Mille huit cent quarante cinq ans plus tard, où en sommes-nous ? Faut-il se pencher sur les profondeurs, les explorer ou surtout ne pas en parler ?

Les religions principales du moment offrent une image fort confuse du problème, et semblent d’ailleurs faire davantage partie de ce dernier que d’une quelconque solution.

La culture populaire reste fascinée par la question. Par exemple, dans Battlestar Galactica, les Humains sont en guerre totale contre les Cylons, des robots qui se sont révoltés et qui ont évolué rapidement, se reproduisant notamment sous forme de clones disposant d’un corps biologique, semblable en apparence à celui des êtres humains.

Les Humains sont adeptes d’une religion polythéiste. Ils prient « les dieux de Kobol » et errent dans l’espace à la recherche d’une planète mythique appelée Terre, dont personne ne sait exactement si elle existe ni où elle se trouve. Ils sont guidés par leur Présidente, qui a des visions, et qui sait déjà qu’elle mourra sans voir la Terre promise. Ils sont impitoyablement pourchassés par les Cylons qui ont déjà exterminé la quasi totalité de la race humaine.

Les robots Cylons professent quant à eux, avec une grande énergie, leur foi en un dieu unique, qu’ils appellent « Dieu ». Les Cylons sont fort intelligents. Ils n’ont pas peur de mourir, car ils disent (aux Humains qui les menacent), que si leur corps est détruit, alors leur esprit sera « téléchargé » en ce « Dieu ».

Il y a malgré tout un problème. Les communications intergalactiques peuvent être fort déficientes en cas de crise. Que devient l’esprit d’un Cylon en cours de téléchargement, errant dans l’espace sans avoir pu être capté par un relais de communication ?

Battlestar Galactica. Les Oracles chaldaïques. L’Évangile de Jésus. Les Métamorphoses d’Apulée. L’épitaphe d’Hadrien.

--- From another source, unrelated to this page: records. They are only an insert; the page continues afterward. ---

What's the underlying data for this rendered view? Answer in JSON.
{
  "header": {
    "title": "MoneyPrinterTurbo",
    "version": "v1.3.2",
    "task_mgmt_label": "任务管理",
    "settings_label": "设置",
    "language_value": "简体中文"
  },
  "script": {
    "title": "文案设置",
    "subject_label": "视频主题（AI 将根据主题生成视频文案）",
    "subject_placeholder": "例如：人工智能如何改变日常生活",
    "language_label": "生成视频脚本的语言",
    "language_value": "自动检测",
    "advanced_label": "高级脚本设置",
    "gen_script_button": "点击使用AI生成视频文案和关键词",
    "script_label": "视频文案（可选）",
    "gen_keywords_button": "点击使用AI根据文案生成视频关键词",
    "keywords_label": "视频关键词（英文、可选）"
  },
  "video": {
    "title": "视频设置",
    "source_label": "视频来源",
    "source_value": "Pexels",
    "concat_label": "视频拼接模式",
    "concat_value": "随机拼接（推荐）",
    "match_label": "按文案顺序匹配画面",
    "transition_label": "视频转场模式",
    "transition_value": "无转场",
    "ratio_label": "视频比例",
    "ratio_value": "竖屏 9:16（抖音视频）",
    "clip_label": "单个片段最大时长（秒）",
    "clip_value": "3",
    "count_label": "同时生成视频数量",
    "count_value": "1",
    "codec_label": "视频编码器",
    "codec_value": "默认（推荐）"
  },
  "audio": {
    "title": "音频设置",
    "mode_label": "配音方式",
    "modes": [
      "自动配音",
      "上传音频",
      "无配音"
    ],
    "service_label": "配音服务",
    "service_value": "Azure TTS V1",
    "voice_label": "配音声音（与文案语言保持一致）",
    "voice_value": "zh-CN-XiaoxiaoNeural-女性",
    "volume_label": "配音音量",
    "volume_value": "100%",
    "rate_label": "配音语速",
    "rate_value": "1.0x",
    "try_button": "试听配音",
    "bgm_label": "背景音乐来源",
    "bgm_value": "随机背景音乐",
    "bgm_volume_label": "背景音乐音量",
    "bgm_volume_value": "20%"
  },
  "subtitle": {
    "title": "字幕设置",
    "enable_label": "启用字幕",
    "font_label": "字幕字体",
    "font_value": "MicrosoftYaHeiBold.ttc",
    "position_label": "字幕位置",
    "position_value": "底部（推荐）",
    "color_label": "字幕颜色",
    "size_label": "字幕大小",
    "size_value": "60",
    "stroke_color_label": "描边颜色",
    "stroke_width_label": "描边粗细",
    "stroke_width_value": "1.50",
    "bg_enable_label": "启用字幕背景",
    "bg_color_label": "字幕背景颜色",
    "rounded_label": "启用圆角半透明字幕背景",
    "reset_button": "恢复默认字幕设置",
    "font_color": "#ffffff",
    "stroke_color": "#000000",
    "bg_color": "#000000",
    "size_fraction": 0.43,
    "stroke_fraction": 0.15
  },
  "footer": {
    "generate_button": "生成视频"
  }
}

Il y a ceux qui errent sans fin dans la nuit glacée (Hadrien, l’Oracle chaldaïque). Et ceux qui, après être descendu aux Enfers, reviennent du royaume des morts (Orphée, Lucius, Jésus).

Entre ces deux options, les Cylons de Battlestar Galactica, ces robots très intelligents et très croyants, ont résolument choisi la plus prometteuse.

Qu’en conclure ?

i Apulée, Métamorphoses, 11, 23

iiOracles Chaldaïques. Fr. 163 (tr. fr. E. des Places, Belles Lettres, 1996, p. 106).